И к чувству гордости, которое он испытывал, примешивалось другое — сострадание. Сострадание к Ней, к этому маленькому, хрупкому существу, которому пришлось так много пережить в этом трудном девятьсот пятом году.
Организация новой газеты увлекла Южина. Один из ее ответственных редакторов, он много времени отдал техническим вопросам: существовавший тогда «явочный порядок» требовал регистрации газеты у градоначальника с изложением ее программы, с представлением сведений обо всех ее участниках. Разумеется, ничего подобного Южин не намерен был делать, и пресловутый «явочный порядок» следовало обойти…

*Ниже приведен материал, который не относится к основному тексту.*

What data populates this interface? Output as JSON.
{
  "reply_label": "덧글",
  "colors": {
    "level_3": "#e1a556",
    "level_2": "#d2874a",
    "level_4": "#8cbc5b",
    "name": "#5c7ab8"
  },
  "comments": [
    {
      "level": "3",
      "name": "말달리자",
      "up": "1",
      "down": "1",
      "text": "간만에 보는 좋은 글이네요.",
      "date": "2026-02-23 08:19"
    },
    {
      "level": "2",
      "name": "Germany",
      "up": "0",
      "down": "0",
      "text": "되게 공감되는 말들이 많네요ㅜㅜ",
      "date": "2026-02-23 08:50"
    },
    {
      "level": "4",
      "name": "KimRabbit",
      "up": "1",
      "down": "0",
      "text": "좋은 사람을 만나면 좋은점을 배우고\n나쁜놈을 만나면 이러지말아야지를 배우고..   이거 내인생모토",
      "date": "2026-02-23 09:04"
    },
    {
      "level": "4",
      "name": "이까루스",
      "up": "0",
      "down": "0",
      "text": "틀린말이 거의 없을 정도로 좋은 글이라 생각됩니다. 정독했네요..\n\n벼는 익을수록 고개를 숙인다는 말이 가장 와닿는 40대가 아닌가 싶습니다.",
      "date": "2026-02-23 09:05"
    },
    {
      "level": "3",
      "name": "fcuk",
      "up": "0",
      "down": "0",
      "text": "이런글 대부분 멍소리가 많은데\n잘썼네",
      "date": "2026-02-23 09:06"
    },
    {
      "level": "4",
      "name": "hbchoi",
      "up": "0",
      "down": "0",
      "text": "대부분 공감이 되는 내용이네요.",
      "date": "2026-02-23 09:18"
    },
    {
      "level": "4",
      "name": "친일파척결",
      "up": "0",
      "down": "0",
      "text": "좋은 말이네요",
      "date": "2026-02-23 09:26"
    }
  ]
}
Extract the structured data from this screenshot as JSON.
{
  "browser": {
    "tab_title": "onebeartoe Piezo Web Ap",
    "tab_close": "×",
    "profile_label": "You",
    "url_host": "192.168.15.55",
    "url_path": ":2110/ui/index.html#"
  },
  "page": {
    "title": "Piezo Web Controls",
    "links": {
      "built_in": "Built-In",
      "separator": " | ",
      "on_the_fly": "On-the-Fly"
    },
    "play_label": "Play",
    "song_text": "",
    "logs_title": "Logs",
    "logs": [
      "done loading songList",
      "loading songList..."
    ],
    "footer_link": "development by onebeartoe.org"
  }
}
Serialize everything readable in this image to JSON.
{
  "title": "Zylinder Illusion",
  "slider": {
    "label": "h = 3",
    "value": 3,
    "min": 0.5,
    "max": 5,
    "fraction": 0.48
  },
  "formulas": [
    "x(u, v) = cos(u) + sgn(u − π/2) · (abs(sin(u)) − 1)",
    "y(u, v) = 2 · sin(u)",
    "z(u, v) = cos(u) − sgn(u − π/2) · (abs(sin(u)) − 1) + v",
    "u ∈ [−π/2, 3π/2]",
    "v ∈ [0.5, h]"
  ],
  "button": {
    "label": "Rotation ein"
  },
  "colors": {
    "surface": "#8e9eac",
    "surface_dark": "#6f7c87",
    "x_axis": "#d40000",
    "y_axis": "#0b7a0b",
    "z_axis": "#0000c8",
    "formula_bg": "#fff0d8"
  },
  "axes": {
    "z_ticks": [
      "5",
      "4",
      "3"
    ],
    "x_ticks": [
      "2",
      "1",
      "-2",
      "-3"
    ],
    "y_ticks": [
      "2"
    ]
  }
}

Прежде всего нужно было подыскать официального редактора, именем которого подписывалась бы газета. Южин предложил Александра Павловича Голубкова, человека степенного, с благообразной профессорской внешностью. При всей своей солидности был Александр Павлович достаточно ловким и находчивым человеком да к тому же верным товарищем: вступив в партию в 1902 году, он входил в Техническое бюро ЦК РСДРП и был его активным работником… Московский комитет согласился с мнением Южина, и Голубков был утвержден официальным редактором новой газеты.
Он-то и прибежал однажды в МК с совершенно необычным предложением:
— Давайте называть нашу газету «Книжный рынок «Вперед».
— Чего, чего? — переспросил Южин, желая убедиться, что он не ослышался.
Присутствовавший при этом Марат разделил недоумение Южина: зачем большевикам этот книжный рынок? Да и какой смысл в сочетании слов «книжный рынок» и «вперед»?
Голубков не торопился объяснять. Он с таинственным видом поглаживал свою бородку клинышком, покашливал, и Южин уже чувствовал, что дядя Саша приготовил какой-то сюрприз.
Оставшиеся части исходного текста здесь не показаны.